10:38Unfortunately, without institutional backing or resources, the Freedom Farm
10:42Collective only lasted a handful of years. But at its height, it was one of the largest
10:47employers in Sunflower County, Mississippi. According to the Center for Constitutional
10:52Rights, Hamer was actually partly responsible for the Voting Rights Act's passage thanks to
10:57her 1965 civil rights case, Hamer v. Campbell. Brought against the Circuit Clerk of Mississippi
11:03for restricting Black people's right to register and vote, Hamer's victory in court even allowed
11:08the elections to be overturned due to their discriminatory practices.
11:12Even after the Voting Rights Act was finally passed in 1965, Fannie Lou Hamer continued to
11:17focus on equal voting rights. Despite the federal protections that the Voting Rights Act claimed to
11:22guarantee, though, white people in power continued to try to prevent Black people from registering
11:27and voting. Still, she fought on. According to PBS, in 1970, Hamer organized plaintiffs for a
11:34class-action lawsuit regarding school desegregation in Sunflower County. This suit resulted in the
11:40district court ordering the county to merge its segregated schools into a single public school
11:45system. Fannie Lou Hamer's health suffered during her final years. In 1976, she was diagnosed with
11:52breast cancer and underwent a radical mastectomy. She continued her civil rights work as long as she
11:57could, but as her health worsened, fundraising and public speaking became more and more difficult.

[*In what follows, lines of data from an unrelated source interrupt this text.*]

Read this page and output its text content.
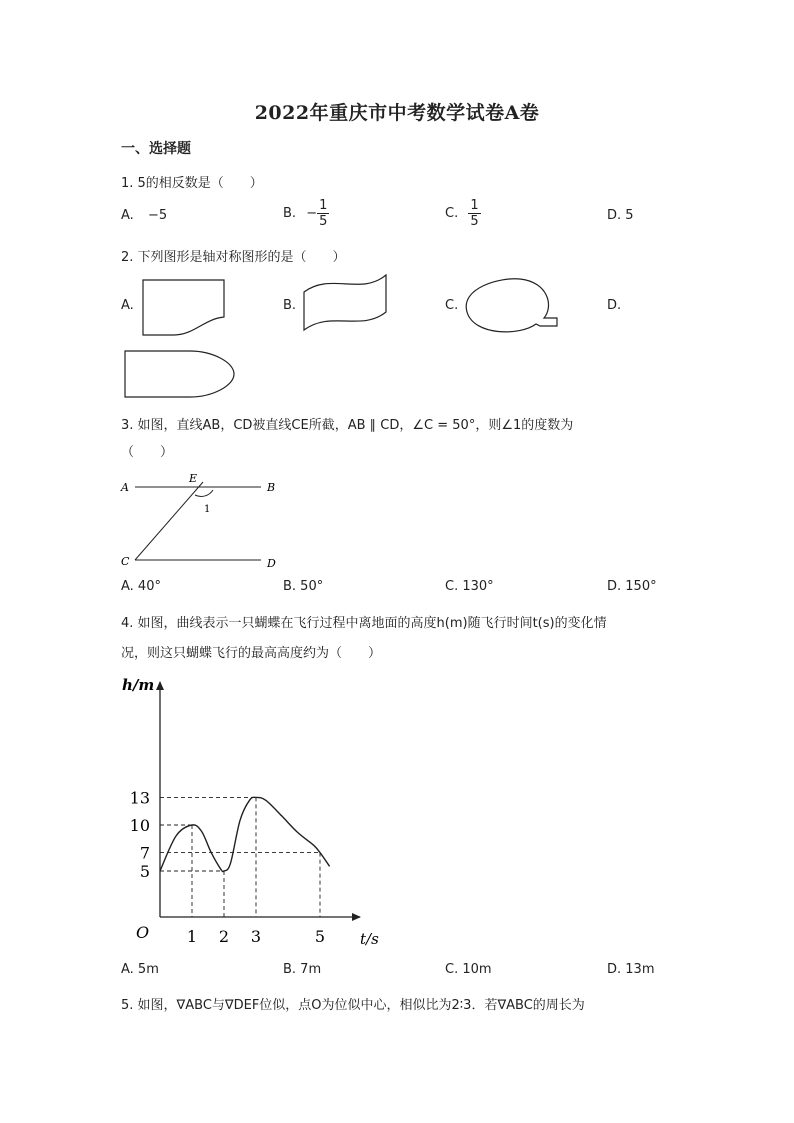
2022年重庆市中考数学试卷A卷
一、选择题
1. 5的相反数是（　　）
A. −5	B. − $\frac{1}{5}$	C. $\frac{1}{5}$	D. 5
2. 下列图形是轴对称图形的是（　　）
A.	B.	C.	D.
3. 如图，直线AB，CD被直线CE所截，AB ∥ CD，∠C = 50°，则∠1的度数为
（　　）
A	B
E
1
C	D
A. 40°	B. 50°	C. 130°	D. 150°
4. 如图，曲线表示一只蝴蝶在飞行过程中离地面的高度h(m)随飞行时间t(s)的变化情
况，则这只蝴蝶飞行的最高高度约为（　　）
h/m
t/s
O 1 2 3	5
5
7
10
13
A. 5m	B. 7m	C. 10m	D. 13m
5. 如图，∇ABC与∇DEF位似，点O为位似中心，相似比为2∶3．若∇ABC的周长为
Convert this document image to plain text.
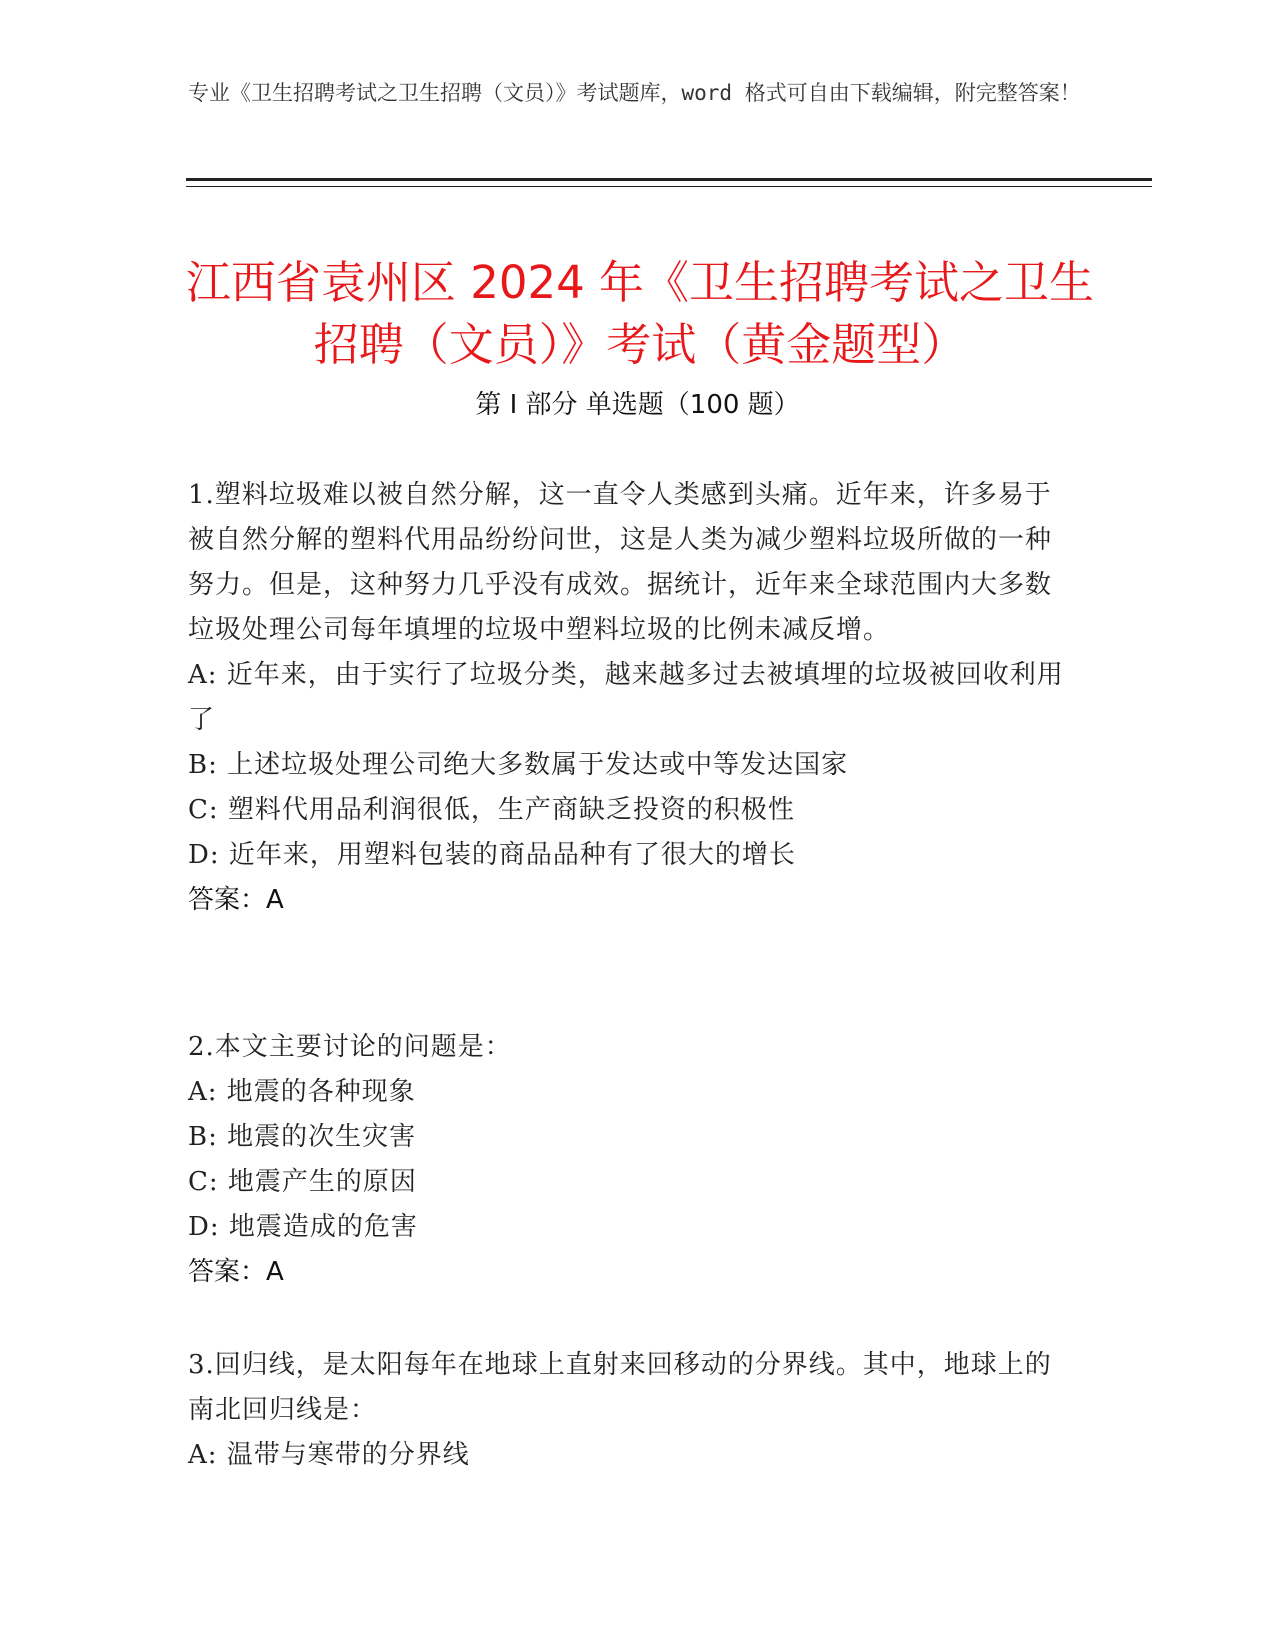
专业《卫生招聘考试之卫生招聘（文员）》考试题库，word 格式可自由下载编辑，附完整答案！
江西省袁州区 2024 年《卫生招聘考试之卫生
招聘（文员）》考试（黄金题型）
第 I 部分 单选题（100 题）

1.塑料垃圾难以被自然分解，这一直令人类感到头痛。近年来，许多易于被自然分解的塑料代用品纷纷问世，这是人类为减少塑料垃圾所做的一种努力。但是，这种努力几乎没有成效。据统计，近年来全球范围内大多数垃圾处理公司每年填埋的垃圾中塑料垃圾的比例未减反增。

A: 近年来，由于实行了垃圾分类，越来越多过去被填埋的垃圾被回收利用了

B: 上述垃圾处理公司绝大多数属于发达或中等发达国家

C: 塑料代用品利润很低，生产商缺乏投资的积极性

D: 近年来，用塑料包装的商品品种有了很大的增长

答案：A

2.本文主要讨论的问题是：

A: 地震的各种现象

B: 地震的次生灾害

C: 地震产生的原因

D: 地震造成的危害

答案：A

3.回归线，是太阳每年在地球上直射来回移动的分界线。其中，地球上的南北回归线是：

A: 温带与寒带的分界线
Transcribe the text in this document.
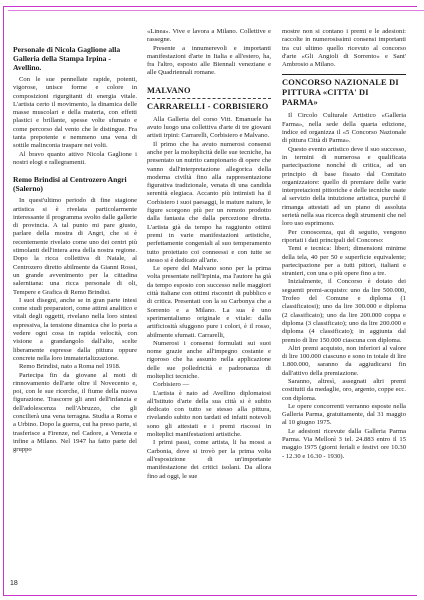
Personale di Nicola Gaglione alla Galleria della Stampa Irpina - Avellino.

Con le sue pennellate rapide, potenti, vigorose, unisce forme e colore in composizioni rigurgitanti di energia vitale. L'artista certo il movimento, la dinamica delle masse muscolari e della materia, con effetti plastici e brillante, spesse volte sfumato e come percorso dal vento che le distingue. Fra tanta prepotente e nemmeno una vena di sottile malinconia traspare nei volti.

Al bravo quanto attivo Nicola Gaglione i nostri elogi e rallegramenti.

Remo Brindisi al Centrozero Angri (Salerno)

In quest'ultimo periodo di fine stagione artistica si è rivelata particolarmente interessante il programma svolto dalle gallerie di provincia. A tal punto mi pare giusto, parlare della mostra di Angri, che si è recentemente rivelato come uno dei centri più stimolanti dell'intera area della nostra regione. Dopo la ricca collettiva di Natale, al Centrozero diretto abilmente da Gianni Rossi, un grande avvenimento per la cittadina salernitana: una ricca personale di oli, Tempere e Grafica di Remo Brindisi.

I suoi disegni, anche se in gran parte intesi come studi preparatori, come attimi analitico e vitali degli oggetti, rivelano nella loro sintesi espressiva, la tensione dinamica che lo porta a vedere ogni cosa in rapida velocità, con visione a grandangolo dall'alto, scelte liberamente espresse dalla pittura oppure concrete nella loro immaterializzazione.

Remo Brindisi, nato a Roma nel 1918.

Partecipa fin da giovane al moti di rinnovamento dell'arte oltre il Novecento e, poi, con le sue ricerche, il fiume della nuova figurazione. Trascorre gli anni dell'infanzia e dell'adolescenza nell'Abruzzo, che gli concilierà una vena terragna. Studia a Roma e a Urbino. Dopo la guerra, cui ha preso parte, si trasferisce a Firenze, nel Cadore, a Venezia e infine a Milano. Nel 1947 ha fatto parte del gruppo

«Linea». Vive e lavora a Milano. Collettive e rassegne.

Presente a innumerevoli e importanti manifestazioni d'arte in Italia e all'estero, ha, fra l'altro, esposto alle Biennali veneziane e alle Quadriennali romane.

MALVANO
CARRARELLI - CORBISIERO

Alla Galleria del corso Vitt. Emanuele ha avuto luogo una collettiva d'arte di tre giovani artisti irpini: Carrarelli, Corbisiero e Malvano.

Il primo che ha avuto numerosi consensi anche per la molteplicità delle sue tecniche, ha presentato un nutrito campionario di opere che vanno dall'interpretazione allegorica della moderna civiltà fino alla rappresentazione figurativa tradizionale, venata di una candida serenità elegiaca. Accanto più intimisti ha il Corbisiero i suoi paesaggi, le mature nature, le figure scorgono più per un remoto prodotto dalla fantasia che dalla percezione diretta. L'artista già da tempo ha raggiunto ottimi premi in varie manifestazioni artistiche, perfettamente congeniali al suo temperamento tutto proiettato coi conneessi e con tutte se stesso si è dedicato all'arte.

Le opere del Malvano sono per la prima volta presentate nell'Irpinia, ma l'autore ha già da tempo esposto con successo nelle maggiori città italiane con ottimi riscontri di pubblico e di critica. Presentati con la su Carbonya che a Sorrento e a Milano. La sua è uno sperimentalismo originale e vitale: dalla artificiosità sfuggono pure i colori, è il rosso, abilmente sfumati. Carrarelli,

Numerosi i consensi formulati sui suoi nome grazie anche all'impegno costante e rigoroso che ha assunto nella applicazione delle sue polledricità e padronanza di molteplici tecniche.

Corbisiero —

L'artista è nato ad Avellino diplomatosi all'Istituto d'arte della sua città si è subito dedicato con tutto se stesso alla pittura, rivelando subito non tardati ed infatti notevoli sono gli attestati e i premi riscossi in molteplici manifestazioni artistiche.

I primi passi, come artista, li ha mossi a Carbonia, dove si trovò per la prima volta all'esposizione di un'importante manifestazione dei critici isolani. Da allora fino ad oggi, le sue

mostre non si contano i premi e le adesioni: raccolte in numerosissimi consensi importanti tra cui ultimo quello ricevuto al concorso d'arte «Gli Angioli di Sorrento» e Sant' Ambrosio a Milano.

CONCORSO NAZIONALE DI PITTURA «CITTA' DI PARMA»

Il Circolo Culturale Artistico «Galleria Farma», nella sede della quarta edizione, indice ed organizza il «5 Concorso Nazionale di pittura Città di Parma».

Questo evento artistico deve il suo successo, in termini di numerosa e qualificata partecipazione nonché di critica, ad un principio di base fissato dal Comitato organizzatore: quello di premiare delle varie interpretazioni pittoriche e delle tecniche usate al servizio della intuizione artistica, purché il rimanga attestati ad un piano di assoluta serietà nella sua ricerca degli strumenti che nel loro uso esprimono.

Per conoscenza, qui di seguito, vengono riportati i dati principali del Concorso:

Temi e tecnica: liberi; dimensioni minime della tela, 40 per 50 e superficie equivalente; partecipazione per a tutti pittori, italiani e stranieri, con una o più opere fino a tre.

Inizialmente, il Concorso è dotato dei seguenti premi-acquisto: uno da lire 500.000, Trofeo del Comune e diploma (1 classificatosi); uno da lire 300.000 e diploma (2 classificato); uno da lire 200.000 coppa e diploma (3 classificato); uno da lire 200.000 e diploma (4 classificato); in aggiunta dal premio di lire 150.000 ciascuna con diploma.

Altri premi acquisto, non inferiori al valore di lire 100.000 ciascuno e sono in totale di lire 1.800.000, saranno da aggiudicarsi fin dall'attivo della premiazione.

Saranno, altresì, assegnati altri premi costituiti da medaglie, oro, argento, coppe ecc. con diploma.

Le opere concorrenti verranno esposte nella Galleria Parma, gratuitamente, dal 31 maggio al 10 giugno 1975.

Le adesioni ricevute dalla Galleria Parma Parma. Via Mellonì 3 tel. 24.883 entro il 15 maggio 1975 (giorni feriali e festivi ore 10.30 - 12.30 e 16.30 - 1930).

18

12:03Hamer died on March 14th, 1977, her life cut tragically short at the age of 59.
12:09Hundreds of people came to pay their respects, but some regretted the media circus that transpired.
12:14According to Fannie Lou Hamer, The Life of a Civil Rights Icon by Ernest N. Bracey,
12:19some of her fellow activists believed that dignitaries looking for a photo op
12:23ended up overshadowing coverage of Hamer's life and work in the morning being done by her real
12:28friends, family, and neighbors. Hamer was buried at the Freedom Farm Cooperative,
12:32and her gravestone bears her famous motto,
12:35We are sick and tired of being sick and tired.